The Cellar is a 1980 horror novel by American author Richard Laymon. It was Laymon's first published novel, and together with sequels The Beast House, The Midnight Tour, and the novella Friday Night in Beast House, forms the series known by fans of Laymon as "The Beast House Chronicles." The Cellar is an example of a splatterpunk novel, containing much extreme violence and gore, as well as adult themes including rape, incest, paedophilia, and serial murder. Laymon is often associated with this genre.

==Synopsis==
Donna, the book's protagonist, goes on the run with her daughter Sandy when she learns that her ex-husband has been released from prison after serving a sentence for sexually abusing Sandy. After a car accident leaves them stranded in the small California coastal town of Malcasa Point, Donna and Sandy cross paths with Judgement Rucker, a mercenary hired to track down and kill the murderous creature that supposedly haunts a local tourist attraction, the Beast House. Judge's employer, Larry, is an elderly man who had a traumatic encounter with the Beast as a child. Over the years the Beast has been connected with various rapes and murders that have happened in the house. Meanwhile, Donna's ex-husband is set on revenge and stalks her.

==Reception==
Like much of Laymon's work, The Cellar has been controversial for its extreme content, especially in regards to its depiction of sexual and sadistic violence. It has also been dismissed by some critics as poorly written.

In his non-fiction book about the horror genre, Danse Macabre, Stephen King shows dislike of the novel: "There are haunted-house stories beyond numbering, most of them not very good (The Cellar, by Richard Laymon, is one example of the less successful breed)." However, King would go on to praise Laymon's writing, a pull-quote attributed to King frequently appearing on his novels, such as Funland: "If you've missed Laymon, you've missed a treat."
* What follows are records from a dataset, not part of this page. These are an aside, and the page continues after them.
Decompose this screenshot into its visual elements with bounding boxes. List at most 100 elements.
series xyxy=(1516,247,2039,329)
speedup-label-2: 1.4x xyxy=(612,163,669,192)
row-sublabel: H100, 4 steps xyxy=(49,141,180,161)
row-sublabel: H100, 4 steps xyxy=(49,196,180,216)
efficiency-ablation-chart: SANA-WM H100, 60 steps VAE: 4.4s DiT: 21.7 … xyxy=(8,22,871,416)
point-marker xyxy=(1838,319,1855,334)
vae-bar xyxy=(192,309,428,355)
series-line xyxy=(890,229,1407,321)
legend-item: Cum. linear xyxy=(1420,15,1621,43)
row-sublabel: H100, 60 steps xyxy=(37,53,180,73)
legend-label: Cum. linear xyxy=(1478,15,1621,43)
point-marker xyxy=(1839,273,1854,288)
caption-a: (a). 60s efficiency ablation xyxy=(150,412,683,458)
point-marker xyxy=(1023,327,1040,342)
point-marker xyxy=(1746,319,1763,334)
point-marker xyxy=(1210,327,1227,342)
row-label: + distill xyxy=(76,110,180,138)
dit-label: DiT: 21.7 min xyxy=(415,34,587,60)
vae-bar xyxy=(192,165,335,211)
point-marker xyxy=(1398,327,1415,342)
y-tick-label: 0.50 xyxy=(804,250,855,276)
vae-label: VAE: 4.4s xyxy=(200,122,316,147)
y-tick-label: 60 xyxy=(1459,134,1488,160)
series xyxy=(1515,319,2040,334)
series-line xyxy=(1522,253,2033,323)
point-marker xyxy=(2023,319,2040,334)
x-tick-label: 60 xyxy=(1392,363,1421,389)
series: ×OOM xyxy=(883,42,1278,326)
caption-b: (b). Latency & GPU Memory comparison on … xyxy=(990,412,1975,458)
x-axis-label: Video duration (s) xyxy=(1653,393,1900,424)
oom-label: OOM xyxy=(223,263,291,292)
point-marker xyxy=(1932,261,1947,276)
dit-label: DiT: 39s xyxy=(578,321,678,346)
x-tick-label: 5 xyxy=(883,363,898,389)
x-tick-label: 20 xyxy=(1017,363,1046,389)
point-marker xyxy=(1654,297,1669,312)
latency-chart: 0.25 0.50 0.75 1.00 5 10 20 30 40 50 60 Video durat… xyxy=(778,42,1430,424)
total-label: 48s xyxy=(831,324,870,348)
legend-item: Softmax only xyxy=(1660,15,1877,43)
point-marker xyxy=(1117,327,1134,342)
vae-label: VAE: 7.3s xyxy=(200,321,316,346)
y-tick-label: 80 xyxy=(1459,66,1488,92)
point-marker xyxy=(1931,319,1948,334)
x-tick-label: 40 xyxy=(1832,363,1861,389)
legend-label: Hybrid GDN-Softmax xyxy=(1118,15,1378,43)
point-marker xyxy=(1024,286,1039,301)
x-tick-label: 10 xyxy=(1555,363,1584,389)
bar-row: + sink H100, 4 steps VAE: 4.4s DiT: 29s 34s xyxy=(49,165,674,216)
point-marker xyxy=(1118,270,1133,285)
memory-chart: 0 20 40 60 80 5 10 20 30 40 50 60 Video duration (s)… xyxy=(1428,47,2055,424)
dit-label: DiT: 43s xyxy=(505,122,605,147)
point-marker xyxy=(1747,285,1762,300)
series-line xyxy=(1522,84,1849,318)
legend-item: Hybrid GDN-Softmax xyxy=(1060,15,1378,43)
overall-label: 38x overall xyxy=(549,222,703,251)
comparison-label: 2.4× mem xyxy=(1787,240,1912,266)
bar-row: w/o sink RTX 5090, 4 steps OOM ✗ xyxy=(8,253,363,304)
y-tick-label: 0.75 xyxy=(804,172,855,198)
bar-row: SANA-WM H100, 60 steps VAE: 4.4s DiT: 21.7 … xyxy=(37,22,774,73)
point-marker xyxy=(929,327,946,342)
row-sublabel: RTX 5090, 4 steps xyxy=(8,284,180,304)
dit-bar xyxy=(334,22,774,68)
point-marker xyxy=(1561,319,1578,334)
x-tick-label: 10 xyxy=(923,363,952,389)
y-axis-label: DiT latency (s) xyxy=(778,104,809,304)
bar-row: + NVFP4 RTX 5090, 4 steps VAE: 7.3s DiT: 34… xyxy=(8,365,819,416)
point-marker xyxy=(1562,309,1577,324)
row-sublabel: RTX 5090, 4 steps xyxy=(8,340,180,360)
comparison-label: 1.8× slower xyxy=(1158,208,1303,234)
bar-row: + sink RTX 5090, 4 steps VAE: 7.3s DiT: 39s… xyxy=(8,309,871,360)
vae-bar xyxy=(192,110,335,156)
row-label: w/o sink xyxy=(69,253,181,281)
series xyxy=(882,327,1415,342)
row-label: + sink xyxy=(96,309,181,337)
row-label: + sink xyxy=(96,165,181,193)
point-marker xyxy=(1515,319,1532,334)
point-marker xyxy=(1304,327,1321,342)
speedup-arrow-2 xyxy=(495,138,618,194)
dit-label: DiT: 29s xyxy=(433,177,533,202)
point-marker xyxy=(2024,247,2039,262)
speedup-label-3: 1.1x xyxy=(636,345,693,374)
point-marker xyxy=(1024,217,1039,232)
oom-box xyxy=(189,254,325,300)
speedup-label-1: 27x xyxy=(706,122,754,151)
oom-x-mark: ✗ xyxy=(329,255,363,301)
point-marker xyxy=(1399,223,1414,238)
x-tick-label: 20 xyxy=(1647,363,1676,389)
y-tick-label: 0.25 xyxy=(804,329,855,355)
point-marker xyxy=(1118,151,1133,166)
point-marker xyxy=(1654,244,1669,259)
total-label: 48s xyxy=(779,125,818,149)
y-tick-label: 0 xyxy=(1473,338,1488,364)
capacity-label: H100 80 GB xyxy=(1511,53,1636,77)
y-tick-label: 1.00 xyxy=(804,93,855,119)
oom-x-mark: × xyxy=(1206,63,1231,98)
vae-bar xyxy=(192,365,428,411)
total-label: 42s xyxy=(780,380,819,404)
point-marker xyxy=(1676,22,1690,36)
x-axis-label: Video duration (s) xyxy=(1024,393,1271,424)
Will Errickson, a genre enthusiast and historian, who with Grady Hendrix compiled Paperbacks from Hell, has been scathing of the novel (and Laymon's work in general), describing it as "easily one of the very worst books in the genre that I have ever read." Detailing what Errickson perceives as the distasteful use of sexual violence as a theme, he goes on to say that "Laymon "writes" without wit or insight and seems to be making the plot up as he types."

Nonetheless, the "Beast House" series, of which The Cellar is the first, has been consistently popular with Laymon fans, and warranted reprints.

==Limited Edition==
In 1997, Cemetery Dance Publications printed a limited edition hardcover version of The Cellar under ISBN 1-881475-28-X. The new edition featured an introduction by Bentley Little, an afterword by Laymon himself, and new artwork by Alan M. Clark. It also featured signatures from all three. The book was released in a Slipcased Limited Edition of 500 signed and numbered copies, and a Traycased Lettered Edition of 26 signed and lettered copies.